The Support Vector Machine (SVM) is a widely recognized technique used for classifying large feature spaces reliably. It is a statistical model that employs machine learning approaches to capture complex relationships between variables.
The primary principle underlying the Support Vector Machine revolves around distinguishing information between different classes by identifying an optimal hyperplane. This hyperplane is chosen to have the maximum margin or distance 
to the nearest training data points of any class, ensuring superior generalization capabilities. 
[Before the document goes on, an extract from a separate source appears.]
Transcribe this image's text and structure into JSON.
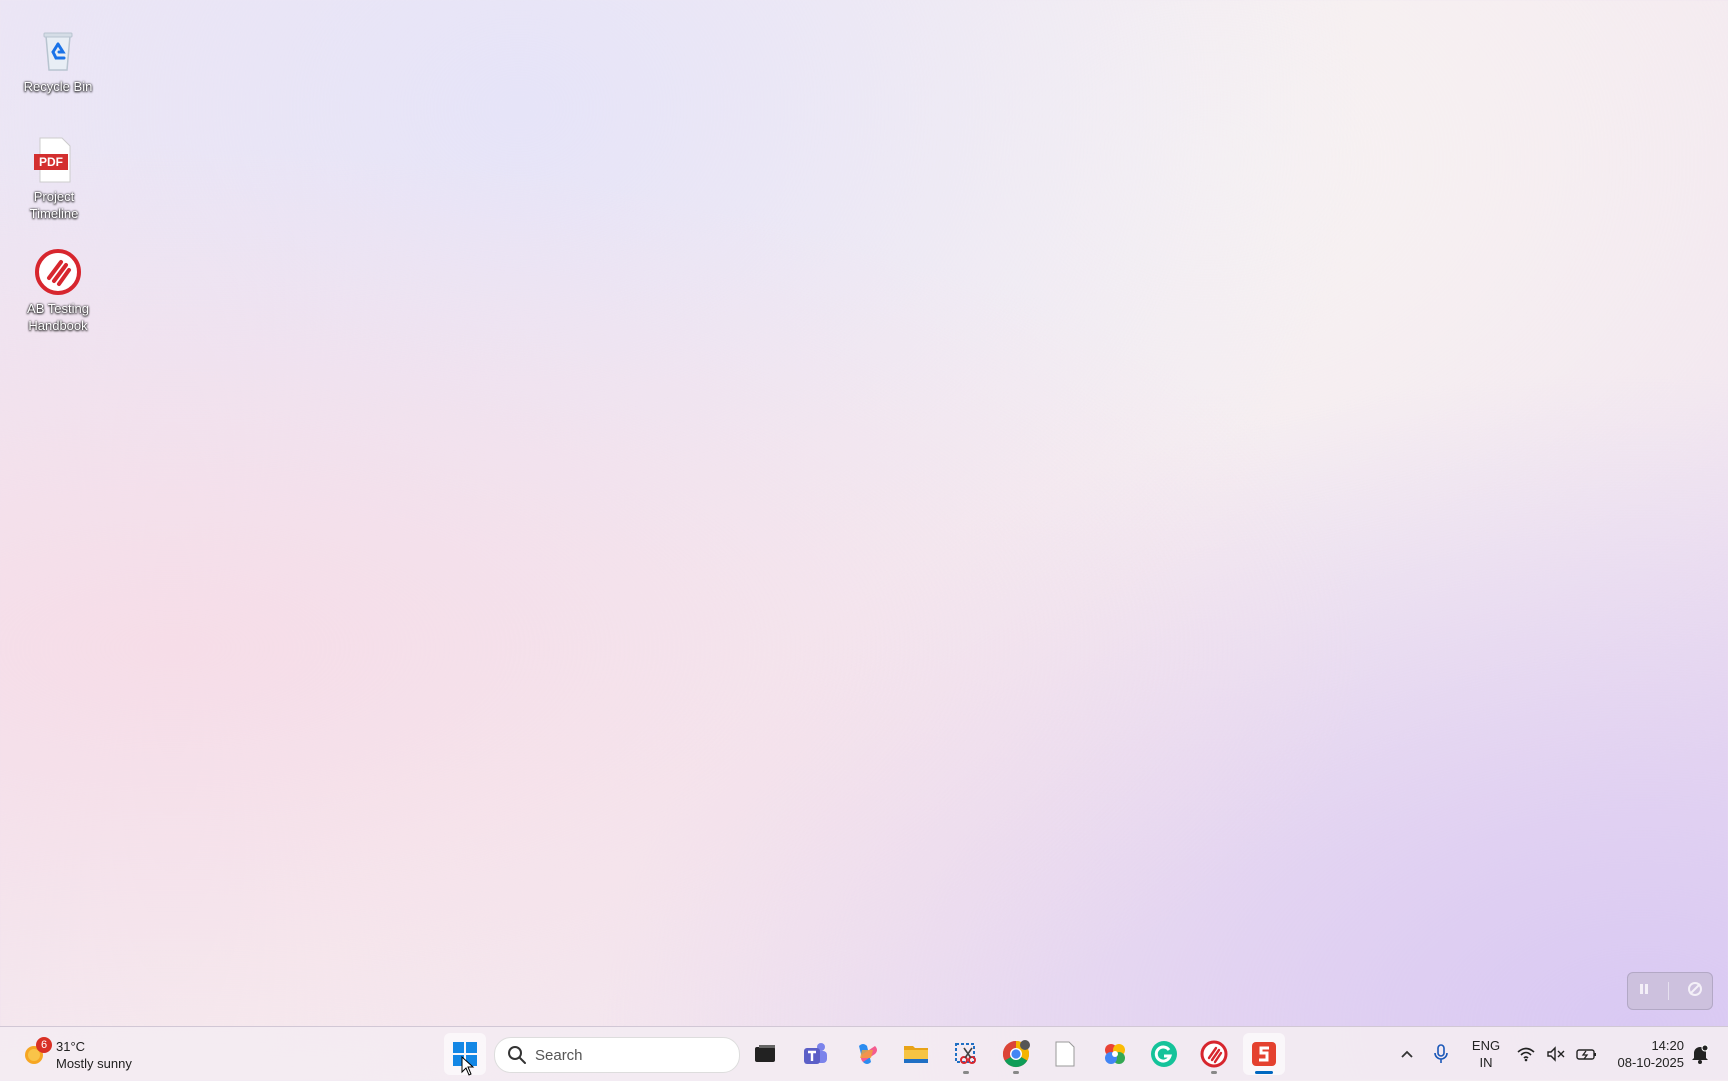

This method offers several advantages. It exhibits remarkable performance in high-dimensional spaces and effectively manages memory usage by utilizing a subset of training points in its decision function. However, it may not be as efficient when the number of features exceeds the number of samples. 

Quick start
-----------

Compile:

```sh
rebar3 compile
```

### Create a model

```erlang

% features should be a list with tuples where first element is the item class and the second one the feature vector.

Features = [
    {1, [1 ,3, 4, 5]},
    {0, [0 ,2, 4, 6]},
    {1, [0 ,2, 4, 6]}
],

FeaturesCount = length(Features),

{ok, Model} = esvm:model_create(Features, FeaturesCount, [
    {<<"svm_type">>, ?SVM_TYPE_C_SVC},
    {<<"kernel_type">>, ?KERNEL_TYPE_RBF}
]).
```

Available parameters you can tune when creating a model:

- `svm_type` : One of `SVM_TYPE_*` from `esvm.hrl`. Default to `SVM_TYPE_C_SVC`.
- `kernel_type`: One of `KERNEL_TYPE_*` from `esvm.hrl`. Default to `KERNEL_TYPE_RBF`.
- `degree`: Set degree in kernel function (default `3`).
- `gamma`: Set gamma in kernel function (default to: `1/max feature length`).
- `coef0`: Set coef0 in kernel function (default `0`).
- `cache_size`: Set cache memory size in MB (default `100`).
- `eps`: Set tolerance of termination criterion (default `0.001`).
- `C`: set the parameter `C` (cost) of C-SVC, epsilon-SVR, and nu-SVR (default `1`).
- `nu`: set the parameter `nu` of nu-SVC, one-class SVM, and nu-SVR (default `0.5`).
- `p`:  set the epsilon in loss function of epsilon-SVR (default `0.1`).
- `shrinking`: whether to use the shrinking heuristics, 0 or 1 (default `1`).
- `probability`: whether to train a model for probability estimates, 0 or 1 (default `0`).

### Save a model

```erl
true = esvm:model_save(Model, <<"path/file.model">>).
```

### Load an existing model

```erl
{ok, Model} = esvm:model_load(<<"path/file.model">>).
```

### Prediction

```erl
{ok, PredictedClass} = esvm:model_predict(Model, Feature).
```

Tests
------------

Inside `classification_test.erl` from `test` folder you can find an example on how you can create a model that classify if 
a sms message is spam or not using SVM.

The data source used to train the model can be downloaded from [here](https://archive.ics.uci.edu/dataset/228/sms+spam+collection).  

In order to run the tests execute `rebar3 eunit` from project root.